This story really is just a bit of a runaround. We get to see the Tardis crew have a bit of fun for a change, which I think is nice. I like that the idea that the Doctor and his companions actually get some time to relax and enjoy the fun sides of time travel in between the life threatening adventures. The Doctor is fixing up the Time Space Visualiser which he was given in the last story. It allows you to view anything that has ever happened all over time and space. This seems like such a useful tool that we’ll have to assume the Doctor loses it, otherwise it would create the problem of why doesn’t he use it all the time.
We also see clips of The Beatles playing ‘Ticket to Ride’ with some very dodgy dancing from Ian, and Queen Elizabeth I meeting with Shakespeare. The Tardis lands on the desert planet of Aridius, which used to be covered with water. The Visualiser then reveals that the Daleks are hot on their tails, and have already traveled to catch them on Aridius. The cliffhanger from part one is rather nice, because it is both really cool to see a Dalek rise out of the sand, and is a nice parallel to one rising out of the Thames in their last appearance.
The Doctor has to try and get everyone to regroup back at the Tardis. Luckily he gave Ian his Tardis magnet. This is something I don’t think has ever been mentioned before. I know Adric has something similar in The Visitation; but we’ll just assume the Doctor looses that too. Before they leave Aridius, they meet native Aridians, who are rather feeble and peaceful. I know the Daleks are supposed to be able to overcome most things, but we have only ever seen them against quite useless forces.
Once everyone gets back to the Tardis, a chase breaks out – hence the title.
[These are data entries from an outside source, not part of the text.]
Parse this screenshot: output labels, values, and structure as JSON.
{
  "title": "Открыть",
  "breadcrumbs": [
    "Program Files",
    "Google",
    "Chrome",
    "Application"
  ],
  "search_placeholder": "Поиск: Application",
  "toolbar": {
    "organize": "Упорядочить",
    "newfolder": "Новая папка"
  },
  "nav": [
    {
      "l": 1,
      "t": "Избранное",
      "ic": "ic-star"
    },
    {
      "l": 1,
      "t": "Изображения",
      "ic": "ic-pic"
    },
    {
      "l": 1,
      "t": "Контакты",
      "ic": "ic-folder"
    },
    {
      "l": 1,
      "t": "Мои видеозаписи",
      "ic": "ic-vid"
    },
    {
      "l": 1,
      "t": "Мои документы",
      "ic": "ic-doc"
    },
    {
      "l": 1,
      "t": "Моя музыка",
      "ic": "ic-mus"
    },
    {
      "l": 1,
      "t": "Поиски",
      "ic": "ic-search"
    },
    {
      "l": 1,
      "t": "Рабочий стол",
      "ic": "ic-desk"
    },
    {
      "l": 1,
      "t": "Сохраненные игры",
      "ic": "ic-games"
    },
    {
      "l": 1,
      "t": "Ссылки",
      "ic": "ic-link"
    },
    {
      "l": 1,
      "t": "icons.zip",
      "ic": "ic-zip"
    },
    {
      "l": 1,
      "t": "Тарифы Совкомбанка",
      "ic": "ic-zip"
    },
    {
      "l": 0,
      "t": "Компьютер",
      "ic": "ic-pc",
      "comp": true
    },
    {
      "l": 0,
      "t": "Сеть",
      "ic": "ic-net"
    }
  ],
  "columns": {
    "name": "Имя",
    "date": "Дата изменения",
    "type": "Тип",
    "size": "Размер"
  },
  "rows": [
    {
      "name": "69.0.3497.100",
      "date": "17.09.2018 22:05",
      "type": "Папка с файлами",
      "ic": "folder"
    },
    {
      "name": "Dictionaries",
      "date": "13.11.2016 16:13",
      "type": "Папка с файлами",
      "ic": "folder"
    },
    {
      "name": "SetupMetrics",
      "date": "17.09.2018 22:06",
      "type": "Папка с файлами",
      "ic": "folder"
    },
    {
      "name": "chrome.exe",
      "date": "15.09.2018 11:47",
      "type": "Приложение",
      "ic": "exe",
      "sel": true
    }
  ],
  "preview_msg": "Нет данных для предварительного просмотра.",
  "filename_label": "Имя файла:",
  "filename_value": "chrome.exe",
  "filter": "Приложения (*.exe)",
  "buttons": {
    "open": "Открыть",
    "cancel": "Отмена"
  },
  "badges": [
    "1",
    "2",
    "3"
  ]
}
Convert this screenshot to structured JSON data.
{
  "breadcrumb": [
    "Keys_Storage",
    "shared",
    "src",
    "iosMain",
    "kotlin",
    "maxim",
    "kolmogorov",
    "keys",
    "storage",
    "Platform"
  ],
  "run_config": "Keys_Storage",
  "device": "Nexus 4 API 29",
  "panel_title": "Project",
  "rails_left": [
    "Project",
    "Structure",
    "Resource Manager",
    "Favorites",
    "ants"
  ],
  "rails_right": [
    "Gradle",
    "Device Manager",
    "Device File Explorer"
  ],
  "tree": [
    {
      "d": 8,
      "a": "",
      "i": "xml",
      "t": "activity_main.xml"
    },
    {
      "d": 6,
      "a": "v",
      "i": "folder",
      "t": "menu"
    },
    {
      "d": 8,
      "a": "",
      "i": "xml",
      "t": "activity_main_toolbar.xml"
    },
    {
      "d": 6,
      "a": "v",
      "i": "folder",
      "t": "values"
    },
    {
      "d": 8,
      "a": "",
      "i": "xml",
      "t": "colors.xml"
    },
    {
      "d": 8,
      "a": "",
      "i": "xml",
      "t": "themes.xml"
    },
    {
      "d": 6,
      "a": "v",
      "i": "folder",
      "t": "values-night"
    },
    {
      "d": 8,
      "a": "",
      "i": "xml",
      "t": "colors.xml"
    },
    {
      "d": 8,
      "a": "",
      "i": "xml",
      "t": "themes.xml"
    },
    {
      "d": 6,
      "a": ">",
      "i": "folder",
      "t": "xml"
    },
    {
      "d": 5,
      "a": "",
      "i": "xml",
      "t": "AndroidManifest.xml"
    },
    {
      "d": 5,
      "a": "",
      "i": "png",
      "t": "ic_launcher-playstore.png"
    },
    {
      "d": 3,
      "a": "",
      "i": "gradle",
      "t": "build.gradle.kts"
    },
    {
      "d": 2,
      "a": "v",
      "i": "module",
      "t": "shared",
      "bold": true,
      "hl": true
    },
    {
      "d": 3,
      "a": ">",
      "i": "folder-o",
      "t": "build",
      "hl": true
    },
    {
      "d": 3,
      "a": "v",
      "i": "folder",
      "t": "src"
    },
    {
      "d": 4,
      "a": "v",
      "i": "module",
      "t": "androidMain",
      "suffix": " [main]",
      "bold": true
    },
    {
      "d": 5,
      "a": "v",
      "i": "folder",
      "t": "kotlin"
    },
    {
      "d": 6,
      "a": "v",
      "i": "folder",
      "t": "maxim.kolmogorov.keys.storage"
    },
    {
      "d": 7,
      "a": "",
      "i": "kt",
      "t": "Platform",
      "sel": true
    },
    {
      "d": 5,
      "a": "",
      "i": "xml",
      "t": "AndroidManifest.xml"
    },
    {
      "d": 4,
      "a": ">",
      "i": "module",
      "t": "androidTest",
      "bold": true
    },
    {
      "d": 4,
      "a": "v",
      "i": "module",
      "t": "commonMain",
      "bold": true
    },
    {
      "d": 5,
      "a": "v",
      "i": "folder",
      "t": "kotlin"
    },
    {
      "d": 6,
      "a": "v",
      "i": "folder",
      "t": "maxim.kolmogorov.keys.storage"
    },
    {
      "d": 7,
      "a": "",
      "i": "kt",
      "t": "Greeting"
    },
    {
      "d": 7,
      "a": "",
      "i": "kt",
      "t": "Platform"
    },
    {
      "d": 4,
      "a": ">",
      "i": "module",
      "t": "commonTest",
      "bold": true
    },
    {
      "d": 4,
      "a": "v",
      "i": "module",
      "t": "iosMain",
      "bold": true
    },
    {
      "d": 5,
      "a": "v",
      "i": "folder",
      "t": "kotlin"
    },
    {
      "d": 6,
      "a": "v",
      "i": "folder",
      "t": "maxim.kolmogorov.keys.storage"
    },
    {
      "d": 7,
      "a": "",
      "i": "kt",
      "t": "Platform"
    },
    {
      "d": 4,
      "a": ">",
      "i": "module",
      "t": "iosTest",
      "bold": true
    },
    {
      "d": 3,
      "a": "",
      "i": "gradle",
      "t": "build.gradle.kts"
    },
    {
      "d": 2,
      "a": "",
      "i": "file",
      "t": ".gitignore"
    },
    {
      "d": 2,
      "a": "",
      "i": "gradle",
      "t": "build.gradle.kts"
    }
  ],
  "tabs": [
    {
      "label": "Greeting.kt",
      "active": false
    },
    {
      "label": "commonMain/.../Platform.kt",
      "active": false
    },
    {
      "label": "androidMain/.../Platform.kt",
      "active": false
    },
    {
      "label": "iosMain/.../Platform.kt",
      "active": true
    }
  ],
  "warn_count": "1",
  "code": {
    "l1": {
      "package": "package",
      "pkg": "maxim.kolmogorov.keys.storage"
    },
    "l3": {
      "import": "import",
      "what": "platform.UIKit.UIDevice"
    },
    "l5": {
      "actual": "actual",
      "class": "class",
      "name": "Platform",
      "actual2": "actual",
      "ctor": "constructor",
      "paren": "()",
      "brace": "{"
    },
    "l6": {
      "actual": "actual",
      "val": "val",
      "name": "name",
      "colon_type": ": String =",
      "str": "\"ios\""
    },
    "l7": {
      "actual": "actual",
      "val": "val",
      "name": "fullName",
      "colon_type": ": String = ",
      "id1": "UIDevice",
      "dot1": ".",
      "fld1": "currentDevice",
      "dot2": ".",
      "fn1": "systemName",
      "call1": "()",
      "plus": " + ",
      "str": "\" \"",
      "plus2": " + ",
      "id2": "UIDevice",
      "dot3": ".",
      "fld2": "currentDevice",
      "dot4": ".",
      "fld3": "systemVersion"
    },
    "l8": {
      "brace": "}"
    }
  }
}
First they land at the top of the Empire State Building in New York in 1966. They get out for a bit, look around, bump into a tourist who was purely there for comedy I’m sure. He is played by Peter Purves, future Blue Peter presenter and upcoming companion, Steven Taylor. Steven appears at the tail end of this story before being a full time companion in the next story.
They then land on board the Mary Celeste; always a few minutes ahead of the Daleks’ time machine. When the Tardis leaves and the Daleks arrive, all of the ship’s crew jump overboard in fear. This attempts to explain how the real life ship was discovered completely empty. I love it when Doctor Who attempts to answer real historical mysteries.
The next stop is what appears to be the perfect haunted house, complete with bats, Frankenstein’s monster and Count Dracula. They accidentally leave Vicki behind in the rush. Fortunately Dracula and Frankenstein’s monster start to attack the Daleks before they retreat back into their own ship. It transpires that they had just been to a futuristic theme park attraction in 1996. I love that the writer, Terry Nation, had thought that by 1996, that kind of stuff would be possible – it was the far future back then.
When Barbara, Ian and the Doctor get reunited with Vicki on the planet Mechanus; she tells them that she saw a robot version of the Doctor, produced by the Daleks to kill them all. The robot Doctor and the real Doctor get into a fight which is rather entertaining.
After the Robot Doctor has been defeated, they discover a beautiful, futuristic city. It is owned by the Mechanoids. These robots are basically another attempt at making something as successful as the Daleks. They are large and spherical with little antennae at the top. It transpires that they are robots sent to make Mechanus habitable for the humans, but the humans never arrived. This is a similar idea to the Twelfth Doctor story, Smile.
The Mechanoids and the Daleks get into a fight and destroy each other, along with the city. The group encounter Steven Taylor, who has been held captive by the Mechanoids since his ship crashed. Barbara and Ian realise that they can go back to their own time using the Daleks abandoned time machine. The Doctor is very unhappy with the idea, and gets quite rude. I like that the Doctor doesn’t know how to tell them that he doesn’t want them to leave his life. It shows how alien he is, and that he really does enjoy their company. He eventually agrees to show them how to get back to London 1965.
The story ends with the Doctor and Vicki watching Ian and Barbara getting used to life in London again on the Time Space Visualiser.
For a story that contained a lot of filler, I found it a lot more enjoyable than I remember. I liked the fleeting visits to various time zones and planets. I wouldn’t enjoy it all the time, but it was nice to have an epic chase across time. It’s also nice how the production team want to make the Daleks feel important and powerful. The last time they appeared, Susan decided to leave the Doctor, and now Barbara and Ian have done the same thing. It gives the appearance of the Daleks a lot more impact.
Bus Conductor – Where have you two been, on the moon?
Ian – Well no, but you’re getting warm.
I absolutely adore that exchange between Ian, Barbara and the Bus conductor. Not only is it a very well delivered comic line; it just cements them as being happy together in my mind.
The Doctor and Vicki end the story being a little down, due to loosing two good friends. Little do they know that Steven managed to get his way on board the Tardis before they departed.
As I previously mentioned, I liked this story more than I had anticipated. Although lots of it was a runaround to fill time; there is some humour and some real heart. Six Time Space Visualisers out of ten.